The primary’s girlfriend, Jewel, had gotten so blitzed at our make-shift wine tasting last night that she’d openly admitted that she and the other girls were hoping to pick up guys at the beach. Not that her boyfriend, Robbie, or any of his friends noticed — they were too busy yelling over each other about how the weather was “ruining the vibe” and asking Captain, “Is it really even that bad? This boat would be fine out there. It just seems a little windy.”
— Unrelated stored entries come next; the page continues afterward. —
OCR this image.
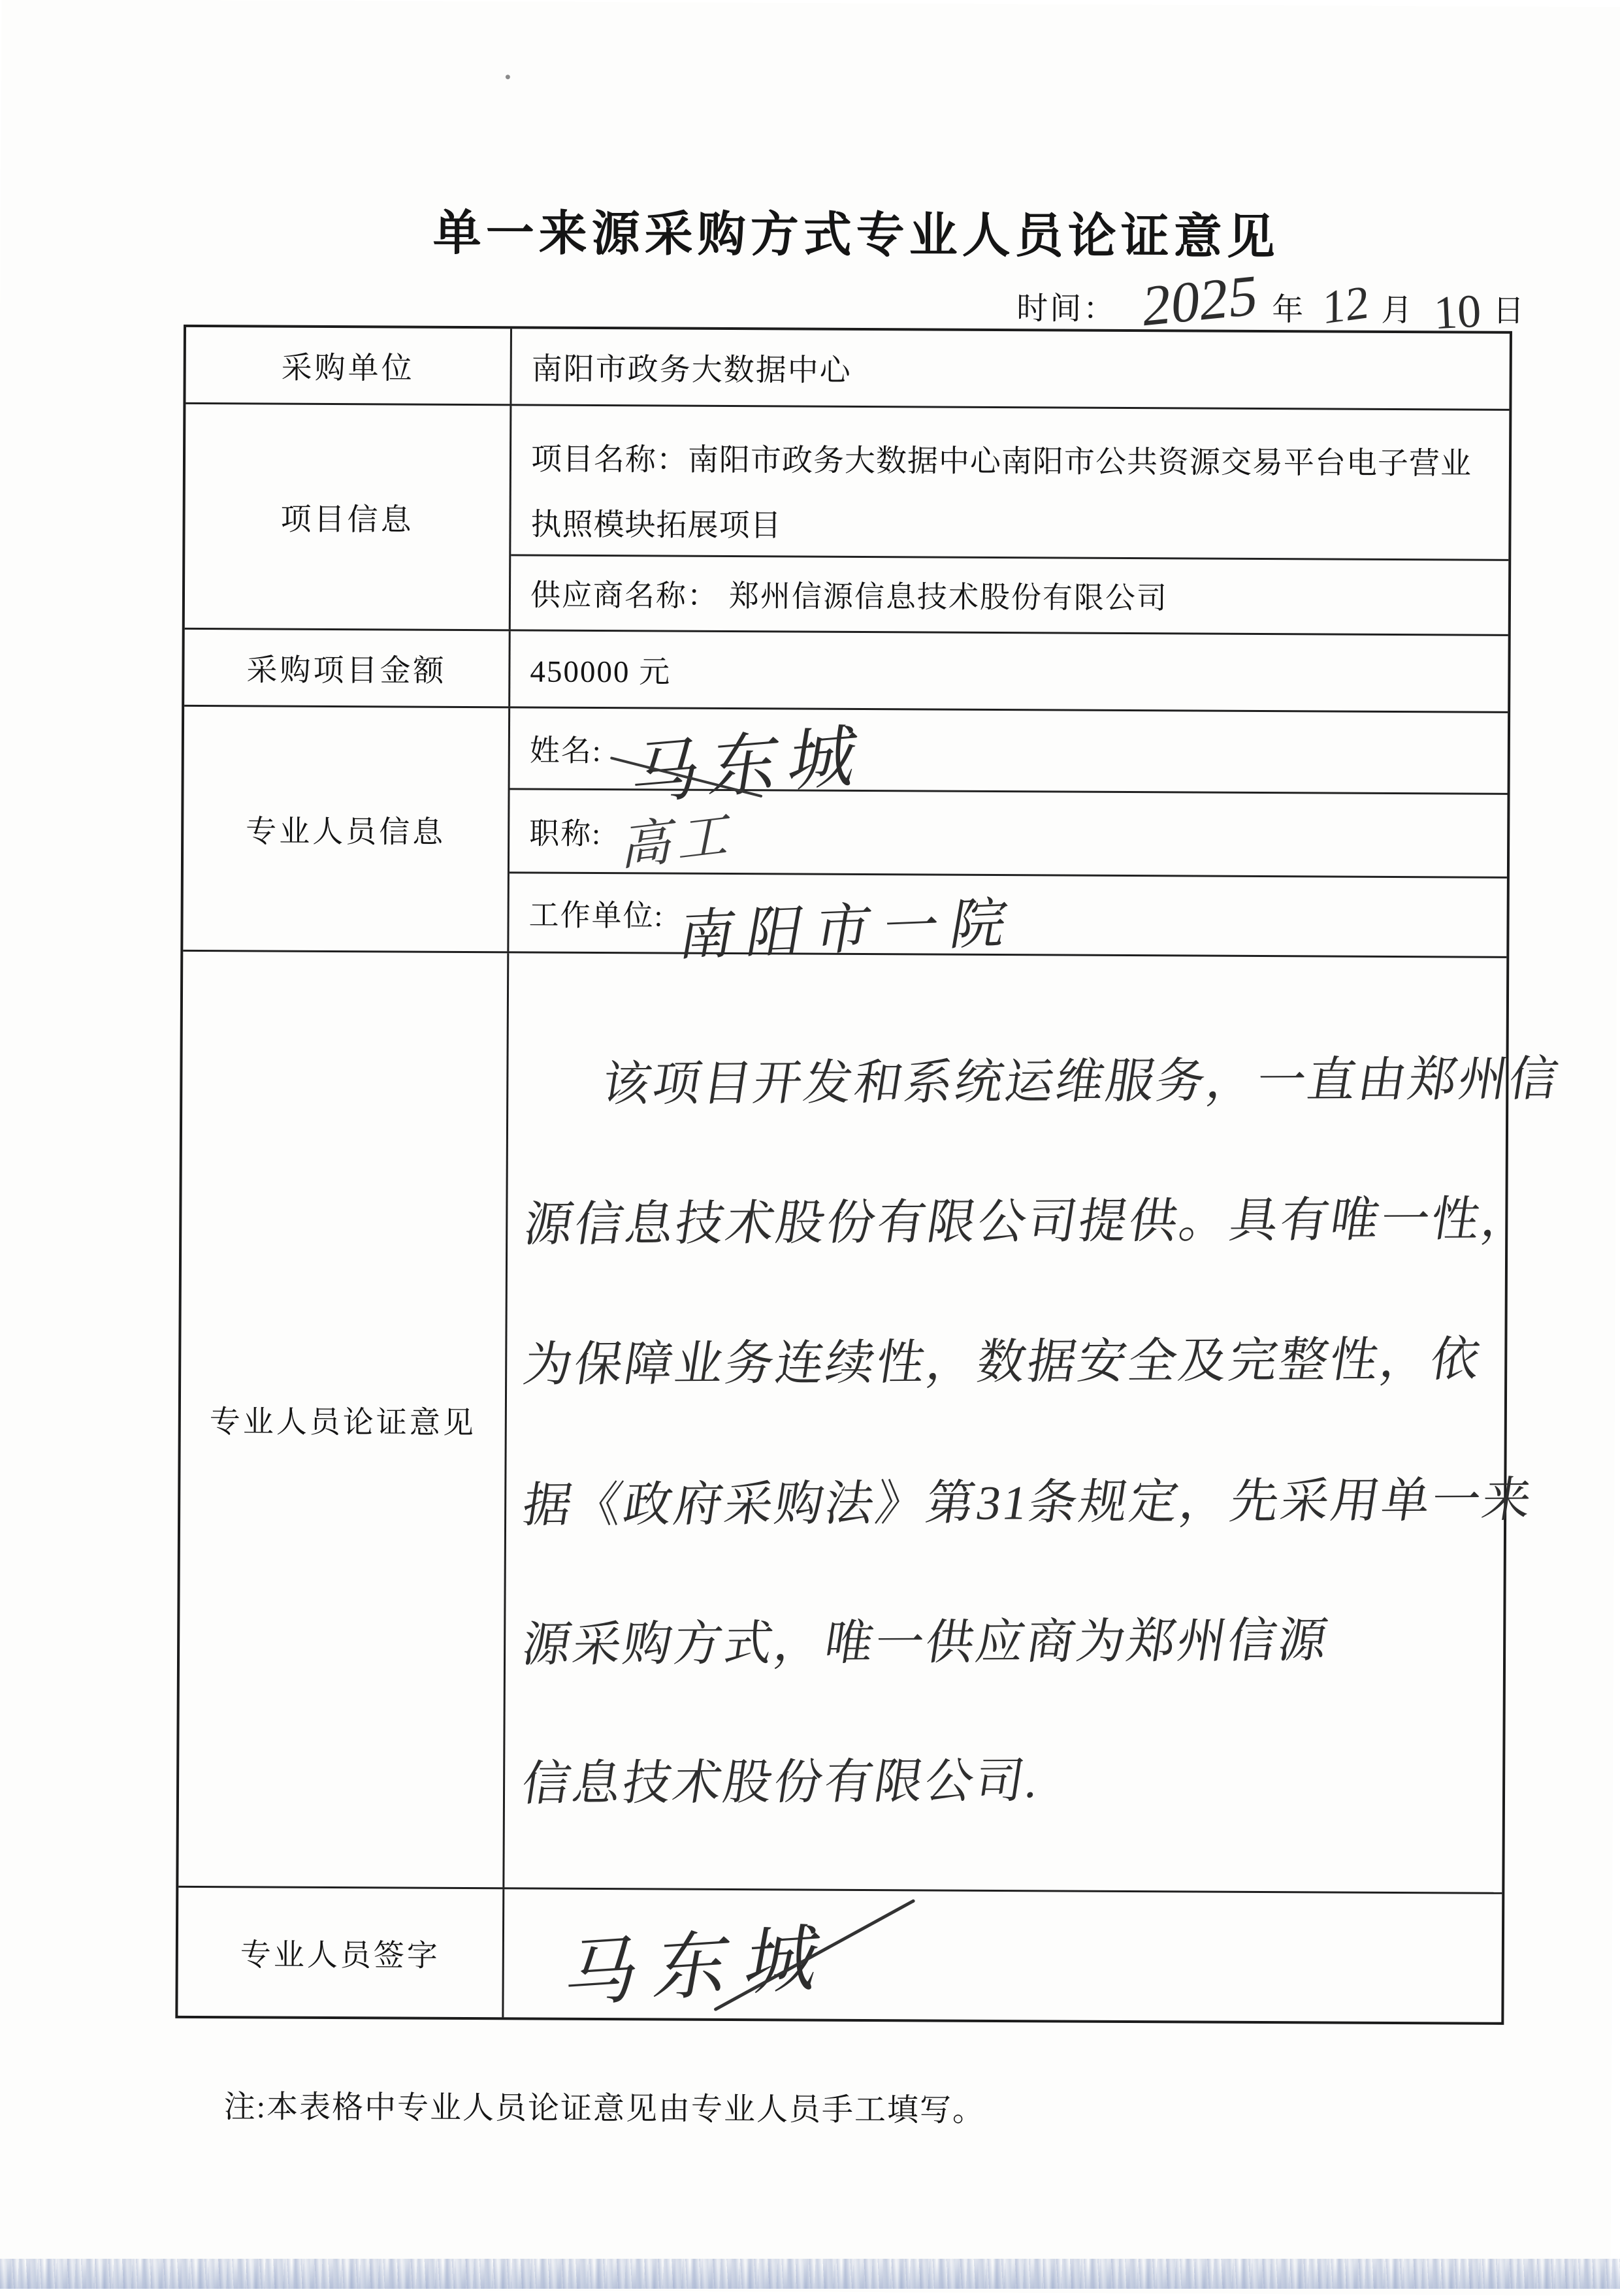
单一来源采购方式专业人员论证意见
时间： 2025 年 12 月 10 日
采购单位	南阳市政务大数据中心
项目信息
项目名称：南阳市政务大数据中心南阳市公共资源交易平台电子营业
执照模块拓展项目
供应商名称： 郑州信源信息技术股份有限公司
采购项目金额	450000 元
专业人员信息
姓名: 马东城
职称: 高工
工作单位: 南阳市一院
专业人员论证意见
该项目开发和系统运维服务，一直由郑州信
源信息技术股份有限公司提供。具有唯一性，
为保障业务连续性，数据安全及完整性，依
据《政府采购法》第31条规定，先采用单一来
源采购方式，唯一供应商为郑州信源
信息技术股份有限公司.
专业人员签字	马东城
注:本表格中专业人员论证意见由专业人员手工填写。
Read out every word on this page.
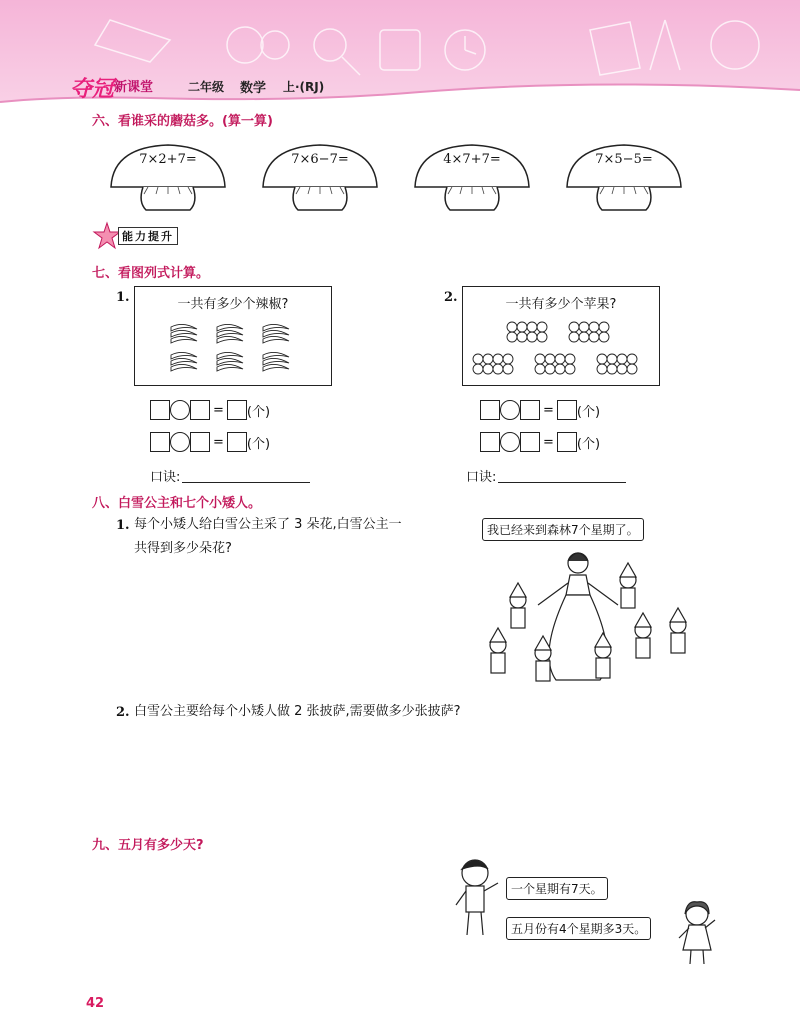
夺冠 新课堂	二年级 数学 上·(RJ)
六、看谁采的蘑菇多。(算一算)
7×2+7=	7×6−7=	4×7+7=	7×5−5=
能力提升
七、看图列式计算。
1.	一共有多少个辣椒?	2.	一共有多少个苹果?
= (个)
= (个)
口诀:
= (个)
= (个)
口诀:
八、白雪公主和七个小矮人。
1. 每个小矮人给白雪公主采了 3 朵花,白雪公主一
共得到多少朵花?
我已经来到森林7个星期了。
2. 白雪公主要给每个小矮人做 2 张披萨,需要做多少张披萨?
九、五月有多少天?
一个星期有7天。
五月份有4个星期多3天。
42
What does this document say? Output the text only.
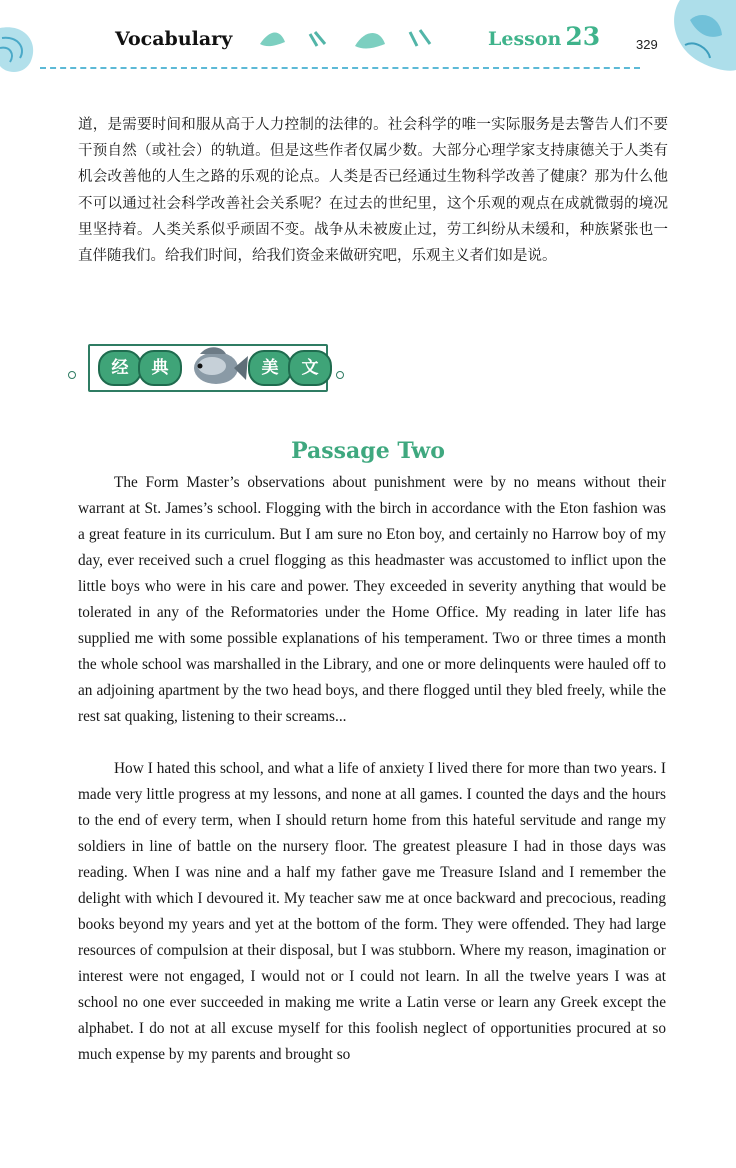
Vocabulary	Lesson 23	329
道，是需要时间和服从高于人力控制的法律的。社会科学的唯一实际服务是去警告人们不要干预自然（或社会）的轨道。但是这些作者仅属少数。大部分心理学家支持康德关于人类有机会改善他的人生之路的乐观的论点。人类是否已经通过生物科学改善了健康？那为什么他不可以通过社会科学改善社会关系呢？在过去的世纪里，这个乐观的观点在成就微弱的境况里坚持着。人类关系似乎顽固不变。战争从未被废止过，劳工纠纷从未缓和，种族紧张也一直伴随我们。给我们时间，给我们资金来做研究吧，乐观主义者们如是说。
经	典	美	文
Passage Two
The Form Master’s observations about punishment were by no means without their warrant at St. James’s school. Flogging with the birch in accordance with the Eton fashion was a great feature in its curriculum. But I am sure no Eton boy, and certainly no Harrow boy of my day, ever received such a cruel flogging as this headmaster was accustomed to inflict upon the little boys who were in his care and power. They exceeded in severity anything that would be tolerated in any of the Reformatories under the Home Office. My reading in later life has supplied me with some possible explanations of his temperament. Two or three times a month the whole school was marshalled in the Library, and one or more delinquents were hauled off to an adjoining apartment by the two head boys, and there flogged until they bled freely, while the rest sat quaking, listening to their screams...
How I hated this school, and what a life of anxiety I lived there for more than two years. I made very little progress at my lessons, and none at all games. I counted the days and the hours to the end of every term, when I should return home from this hateful servitude and range my soldiers in line of battle on the nursery floor. The greatest pleasure I had in those days was reading. When I was nine and a half my father gave me Treasure Island and I remember the delight with which I devoured it. My teacher saw me at once backward and precocious, reading books beyond my years and yet at the bottom of the form. They were offended. They had large resources of compulsion at their disposal, but I was stubborn. Where my reason, imagination or interest were not engaged, I would not or I could not learn. In all the twelve years I was at school no one ever succeeded in making me write a Latin verse or learn any Greek except the alphabet. I do not at all excuse myself for this foolish neglect of opportunities procured at so much expense by my parents and brought so
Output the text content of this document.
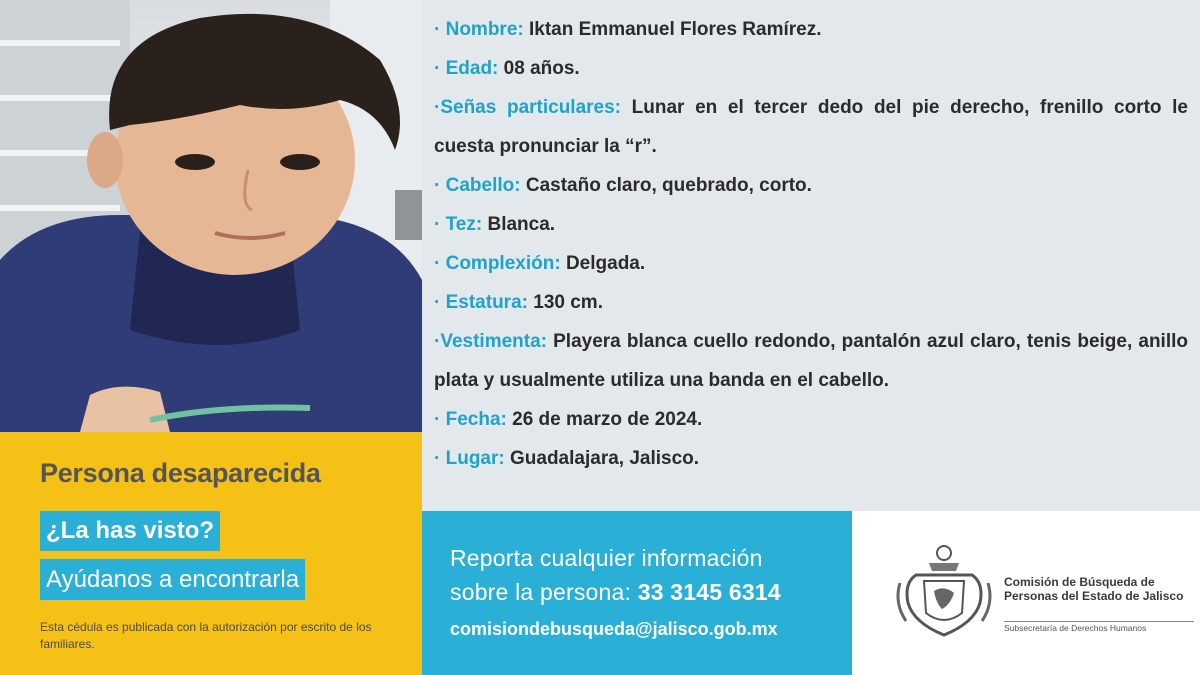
· Nombre: Iktan Emmanuel Flores Ramírez.
· Edad: 08 años.
·Señas particulares: Lunar en el tercer dedo del pie derecho, frenillo corto le cuesta pronunciar la “r”.
· Cabello: Castaño claro, quebrado, corto.
· Tez: Blanca.
· Complexión: Delgada.
· Estatura: 130 cm.
·Vestimenta: Playera blanca cuello redondo, pantalón azul claro, tenis beige, anillo plata y usualmente utiliza una banda en el cabello.
· Fecha: 26 de marzo de 2024.
· Lugar: Guadalajara, Jalisco.
Persona desaparecida
¿La has visto?
Ayúdanos a encontrarla
Esta cédula es publicada con la autorización por escrito de los familiares.
Reporta cualquier información
sobre la persona: 33 3145 6314
comisiondebusqueda@jalisco.gob.mx
Comisión de Búsqueda de Personas del Estado de Jalisco
Subsecretaría de Derechos Humanos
We’d somehow survived the first night and got them drunk enough that they slept in. Finn made brunch a whole ordeal, and Bernard and I made sure service was nice and slow-paced. But the dishes were clear now, and the weather still sucked.
It was only 1 PM.
“Okay,” I said to the interior team, hoping the calmness in my tone would wash over them and bring them both down a notch. They looked two seconds from quitting on me, and it was up to me to find a way to keep them motivated and hanging on. “Let’s recap. We’ve already done a spa day, a wine tasting, a trivia night, and the most traumatic game of charades I’ve ever endured. What else can we pull out of our magic hats here?”